2016 Wyoming Code
TITLE 17 - COPRORATIONS, PARTNERSHIPS AND ASSOCIATIONS
CHAPTER 4
SECTION 17-4-111 - Registration of securities; registration provisions generally.

WY Stat § 17-4-111 (2016) What's This?

17-4-111. Registration of securities; registration provisions generally.

(a) Who may file statement.-A registration statement may be filed by the issuer, any other person on whose behalf the offering is to be made, or a registered broker-dealer.

(b) Every person shall pay a filing fee of 1/50 of 1 percent (.0002) of the total dollar offering amount to be offered in this state, but the fee shall in no case be less than two hundred dollars ($200.00) nor more than six hundred dollars ($600.00) when filing an initial registration statement or renewing a previously filed registration statement. When a registration statement is withdrawn before the effective date or a preeffective stop order is entered under W.S. 17-4-112 the secretary of state shall retain one hundred dollars ($100.00) of the fee.

(c) Contents of statement.-Every registration statement shall specify:

(i) The amount of securities to be offered in this state;

(ii) The states in which a registration statement or similar document in connection with the offering has been or is to be filed; and

(iii) Any adverse order, judgment, or decree entered in connection with the offering by the regulatory authorities in each state or by any court or the securities and exchange commission.

(d) Incorporation of previously filed documents.-Any document filed under this act or a predecessor act within five (5) years preceding the filing of a registration statement may be incorporated by reference in the registration statement to the extent that the document is currently accurate.

(e) Permitting omissions from statement.-The secretary of state may by rule or otherwise permit the omission of any item of information or document from any registration statement.

(f) Information which may not be required.-In the case of a nonissuer distribution, information may not be required under W.S. 17-4-110 or 17-4-111(k) unless it is known to the person filing the registration statement or to the persons on whose behalf the distribution is to be made, or can be furnished by them without unreasonable effort or expense.

(g) Escrow or impounding.-The secretary of state may by rule or order require as a condition of registration by qualification or coordination (i) that any security issued within the past three (3) years or to be issued to a promoter for a consideration substantially different from the public offering price or to any person for a consideration other than cash, be deposited in escrow; and (ii) that the proceeds from the sale of the registered security in this state be impounded until the issuer receives a specified amount from the sale of the security either in this state or elsewhere. The secretary of state may by rule or order determine the conditions of any escrow or impounding required hereunder, but he may not reject a depository solely because of location in another state.

(h) Subscription or sale contract.-The secretary of state may by rule or order require as a condition of registration that any security registered by qualification or coordination be sold only on a specified form of subscription or sale contract, and that a signed or conformed copy of each contract be filed with the secretary of state or preserved for any period up to three (3) years specified in the rule or order.
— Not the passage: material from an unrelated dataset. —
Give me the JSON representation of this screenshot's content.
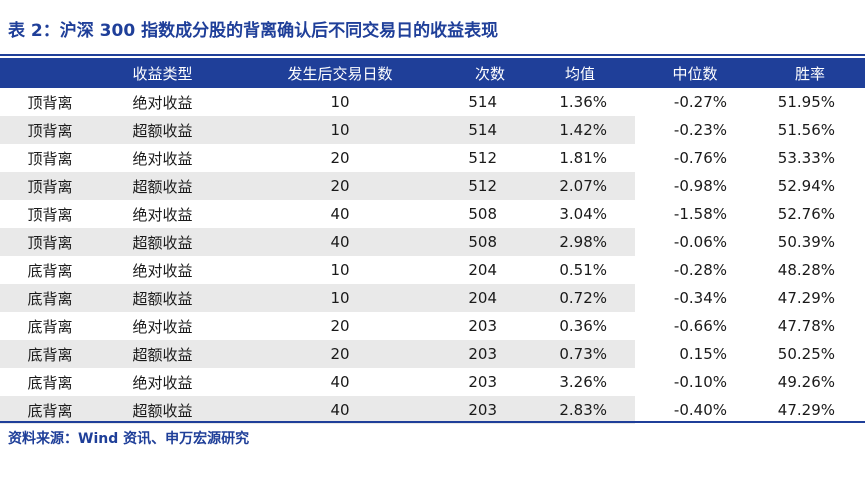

(j) Duration of statement.-Every registration statement is effective for one (1) year from its effective date except during the time a stop order is in effect under W.S. 17-4-112. A request for renewing a registration statement for an additional year shall be accompanied by a sales report pursuant to subsection (k) of this section and the prescribed filing fee. All outstanding securities of the same class as a registered security are considered to be registered for the purpose of any nonissuer transaction (i) so long as the registration statement is effective and (ii) between the thirtieth day after the entry of any stop order suspending or revoking the effectiveness of the registration statement under W.S. 17-4-112 (if the registration statement did not relate in whole or in part to a nonissuer distribution) and one (1) year from the effective date of the registration statement. A registration statement may not be withdrawn for one (1) year from its effective date if any securities of the same class are outstanding. A registration statement may be withdrawn otherwise only in the discretion of the secretary of state.

(k) Reports.-So long as a registration statement is effective, the secretary of state may by rule or order require the person who filed the registration statement to file reports, not more often than quarterly, to keep reasonably current the information contained in the registration statement and to disclose the progress of the offering.

(m) Amendments.-A registration statement relating to a security issued by a face amount certificate company or a redeemable security issued by an open-end management company or unit investment trust, as those terms are defined in the Investment Company Act of 1940, may be amended after its effective date so as to increase the securities specified as proposed to be offered. Such an amendment becomes effective when the secretary of state so orders. Every person filing such an amendment shall pay the filing fee specified in subsection (b) of this section.